- On Tuesday, a group of 33 Anthem Blue Cross customers filed suit in the Los Angeles County Superior Court against the insurer, accusing the company of misrepresenting the size of its network and the scope of its benefits in new ACA plans.
- The customers claim that the payer canceled their PPO plan and moved them to a more-limited EPO plan, resulting in the incursion of unexpected out-of-network medical costs. The insurer denies the allegations, saying that "materials at the time of enrollment and in members' explanation of benefits have clearly stated that the plan was an EPO plan which may not have out-of-network benefits."
- Anthem, a subsidiary of WellPoint Inc. (soon to be known as Anthem Inc.) is the largest for-profit insurer in the state of California and boasts the highest exchange enrollment numbers for individual policies this year.
Meanwhile, there's two other class action lawsuits against Anthem Blue Cross pending in the same court, one filed June 20 and one filed July 8. According to the suit filed July 8, the insurer misled "millions of enrollees" about whether their doctors and hospitals participated in its new reform plans and failed to disclose that many policies won't cover care outside its approved network.

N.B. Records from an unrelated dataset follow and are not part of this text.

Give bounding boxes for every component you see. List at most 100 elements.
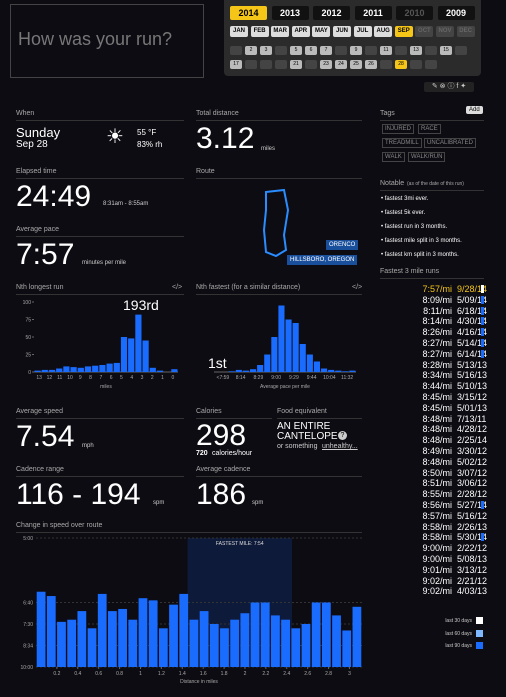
run-row[interactable]: 7:57/mi 9/28/14 xyxy=(382,284,492,294)
run-row[interactable]: 8:45/mi 5/01/13 xyxy=(382,403,492,413)
run-row[interactable]: 8:58/mi 2/26/13 xyxy=(382,522,492,532)
embed-link[interactable]: </> xyxy=(172,284,183,291)
tag[interactable]: INJURED xyxy=(382,124,415,134)
run-row[interactable]: 8:09/mi 5/09/14 xyxy=(382,295,492,305)
section-label: Calories xyxy=(196,408,222,415)
rule xyxy=(16,532,362,533)
month-button[interactable]: NOV xyxy=(436,26,454,37)
bar xyxy=(169,604,178,667)
run-row[interactable]: 9:00/mi 5/08/13 xyxy=(382,554,492,564)
run-row[interactable]: 8:55/mi 2/28/12 xyxy=(382,489,492,499)
run-row[interactable]: 8:56/mi 5/27/14 xyxy=(382,500,492,510)
day-button[interactable]: 28 xyxy=(395,60,407,69)
run-row[interactable]: 8:44/mi 5/10/13 xyxy=(382,381,492,391)
run-pace: 9:00/mi xyxy=(422,554,452,564)
add-button[interactable]: Add xyxy=(466,106,483,114)
run-row[interactable]: 8:27/mi 6/14/14 xyxy=(382,349,492,359)
run-row[interactable]: 8:11/mi 6/18/14 xyxy=(382,306,492,316)
run-row[interactable]: 8:51/mi 3/06/12 xyxy=(382,478,492,488)
tag[interactable]: WALK xyxy=(382,152,405,162)
recency-marker xyxy=(481,295,484,304)
year-button[interactable]: 2010 xyxy=(396,6,433,20)
run-row[interactable]: 8:14/mi 4/30/14 xyxy=(382,316,492,326)
year-button[interactable]: 2009 xyxy=(437,6,475,20)
run-row[interactable]: 8:34/mi 5/16/13 xyxy=(382,370,492,380)
run-row[interactable]: 8:45/mi 3/15/12 xyxy=(382,392,492,402)
month-button[interactable]: OCT xyxy=(415,26,434,37)
recency-marker xyxy=(481,349,484,358)
share-icons[interactable]: ✎ ⊗ ⓘ f ✦ xyxy=(424,82,474,92)
run-prompt-box[interactable] xyxy=(10,4,204,78)
run-row[interactable]: 9:02/mi 4/03/13 xyxy=(382,586,492,596)
day-button[interactable]: 9 xyxy=(350,46,362,55)
run-row[interactable]: 8:27/mi 5/14/14 xyxy=(382,338,492,348)
tag[interactable]: RACE xyxy=(418,124,441,134)
unit: miles xyxy=(261,146,276,152)
run-row[interactable]: 8:48/mi 5/02/12 xyxy=(382,457,492,467)
run-row[interactable]: 9:02/mi 2/21/12 xyxy=(382,576,492,586)
month-button[interactable]: SEP xyxy=(394,26,413,37)
bar xyxy=(311,602,321,667)
month-button[interactable]: JAN xyxy=(230,26,248,37)
x-tick-label: 0.2 xyxy=(53,671,60,677)
day-button[interactable]: 26 xyxy=(365,60,377,69)
rule xyxy=(196,120,362,121)
day-button[interactable]: 13 xyxy=(410,46,422,55)
year-button[interactable]: 2013 xyxy=(271,6,309,20)
day-button[interactable]: 21 xyxy=(290,60,302,69)
day-button[interactable]: 7 xyxy=(320,46,332,55)
run-row[interactable]: 8:48/mi 2/25/14 xyxy=(382,435,492,445)
year-button[interactable]: 2012 xyxy=(313,6,350,20)
run-row[interactable]: 8:26/mi 4/16/14 xyxy=(382,327,492,337)
run-row[interactable]: 9:01/mi 3/13/12 xyxy=(382,565,492,575)
run-row[interactable]: 9:00/mi 2/22/12 xyxy=(382,543,492,553)
run-prompt[interactable]: How was your run? xyxy=(18,29,173,49)
run-pace: 8:57/mi xyxy=(422,510,452,521)
year-button[interactable]: 2014 xyxy=(230,6,267,20)
day-button[interactable]: 15 xyxy=(440,46,452,55)
embed-link[interactable]: </> xyxy=(352,284,363,291)
year-button[interactable]: 2011 xyxy=(354,6,392,20)
day-button[interactable]: 11 xyxy=(380,46,392,55)
day-button[interactable]: 24 xyxy=(335,60,347,69)
day-button[interactable]: 5 xyxy=(290,46,302,55)
day-button[interactable]: 17 xyxy=(230,60,242,69)
run-pace: 8:34/mi xyxy=(422,370,452,381)
food-alt: or something xyxy=(277,443,318,450)
run-row[interactable]: 8:49/mi 3/30/12 xyxy=(382,446,492,456)
section-label: Total distance xyxy=(196,110,239,117)
rule xyxy=(196,178,362,179)
tag[interactable]: TREADMILL xyxy=(382,138,422,148)
run-row[interactable]: 8:57/mi 5/16/12 xyxy=(382,511,492,521)
day-button[interactable]: 25 xyxy=(350,60,362,69)
month-button[interactable]: MAR xyxy=(271,26,290,37)
date: Sep 28 xyxy=(16,139,48,150)
run-row[interactable]: 8:48/mi 4/28/12 xyxy=(382,424,492,434)
month-button[interactable]: AUG xyxy=(374,26,393,37)
day-button[interactable]: 2 xyxy=(245,46,257,55)
tag[interactable]: WALK/RUN xyxy=(408,152,446,162)
run-pace: 8:49/mi xyxy=(422,446,452,456)
food-alt-link[interactable]: unhealthy... xyxy=(322,443,358,450)
month-button[interactable]: JUN xyxy=(333,26,351,37)
food-line: CANTELOPE xyxy=(277,431,338,442)
help-icon[interactable]: ? xyxy=(338,431,347,440)
month-button[interactable]: APR xyxy=(291,26,310,37)
tag[interactable]: UNCALIBRATED xyxy=(424,138,476,148)
month-button[interactable]: MAY xyxy=(312,26,331,37)
x-tick-label: 10:04 xyxy=(323,375,336,381)
month-button[interactable]: DEC xyxy=(456,26,475,37)
run-row[interactable]: 8:48/mi 7/13/11 xyxy=(382,414,492,424)
run-row[interactable]: 8:28/mi 5/13/13 xyxy=(382,360,492,370)
bar xyxy=(77,611,87,667)
month-button[interactable]: JUL xyxy=(353,26,372,37)
day-button[interactable]: 3 xyxy=(260,46,272,55)
bar xyxy=(349,370,356,372)
run-row[interactable]: 8:58/mi 5/30/14 xyxy=(382,532,492,542)
run-date: 5/08/13 xyxy=(457,554,488,564)
day-button[interactable]: 6 xyxy=(305,46,317,55)
day-button[interactable]: 23 xyxy=(320,60,332,69)
x-tick-label: 3 xyxy=(348,671,351,677)
run-row[interactable]: 8:50/mi 3/07/12 xyxy=(382,468,492,478)
month-button[interactable]: FEB xyxy=(250,26,269,37)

These suits are part of an overall consumer push-back against narrow networks that may result in legislative changes. According to federal officials, the Obama administration and state insurance regulators are increasing their review of provider networks and developing stricter standards to address those concerns. The new standards would be similar to provider-network adequacy standards used by CMS to oversee Medicare Advantage plans, which look at factors such as population density, maximum travel time and distance criteria. Meanwhile, states may also increase their own oversight of network size.
Although insurers maintain that they are working to improve provider databases—Anthem told the New York Times that it has added 3,800-plus physicians to its California exchange plans' network since January, a 10% increase—this may not be sufficient to appease either consumers or providers, who are often just as confused as to whether or not they are part of a given plan's network. This probably isn't the last of this kind of lawsuit.